Investors are cautioned that, except as disclosed in the management information circular or filing statement to be prepared in connection with the Qualifying Transaction, any information released or received with respect to the Qualifying Transaction may not be accurate or complete and should not be relied upon. Trading in the securities of a capital pool company should be considered highly speculative.
The TSX Venture Exchange Inc. has in no way passed upon the merits of the proposed Qualifying Transaction and has neither approved nor disapproved the contents of this press release.

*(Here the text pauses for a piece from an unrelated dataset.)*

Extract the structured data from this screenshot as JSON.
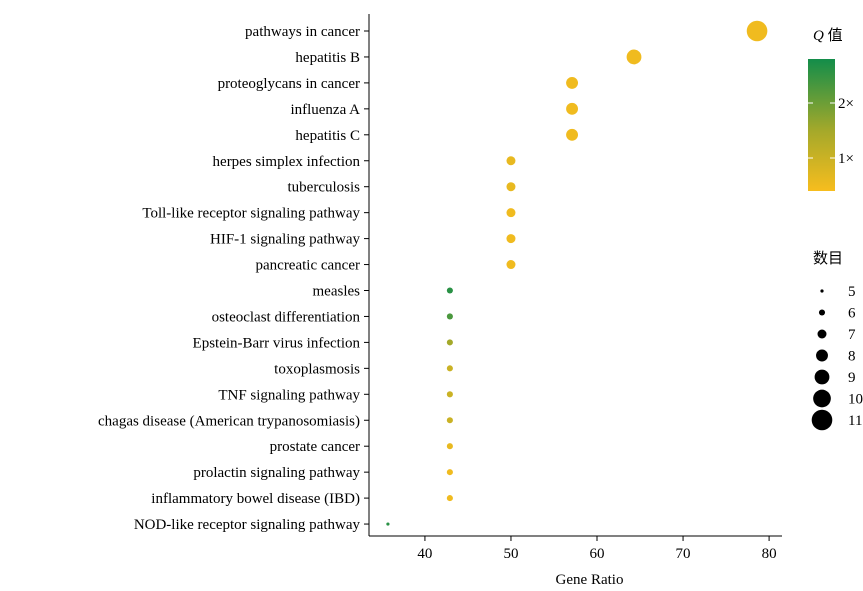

CAUTIONARY STATEMENT REGARDING FORWARD-LOOKING INFORMATION: This news release includes certain “forward-looking statements” under applicable Canadian securities legislation. Forward-looking statements include, but are not limited to, statements with respect to: the terms and conditions of the proposed Qualifying Transaction; the terms and conditions of the proposed Private Placement; use of funds; and the business and operations of the Resulting Issuer after completion of the proposed Qualifying Transaction. Forward-looking statements are necessarily based upon a number of estimates and assumptions that, while considered reasonable, are subject to known and unknown risks, uncertainties, and other factors which may cause the actual results and future events to differ materially from those expressed or implied by such forward-looking statements. Such factors include, but are not limited to: general business, economic, competitive, political and social uncertainties; delay or failure to receive board, shareholder or regulatory approvals; and the results of operations. There can be no assurance that such statements will prove to be accurate, as actual results and future events could differ materially from those anticipated in such statements. Accordingly, readers should not place undue reliance on forward-looking statements. The Company and Fire & Flower disclaim any intention or obligation to update or revise any forward-looking statements, whether as a result of new information, future events or otherwise, except as required by law.
Neither the Exchange nor its Regulation Services Provider (as that term is defined in the policies of the Exchange) accepts responsibility for the adequacy or accuracy of this Press release.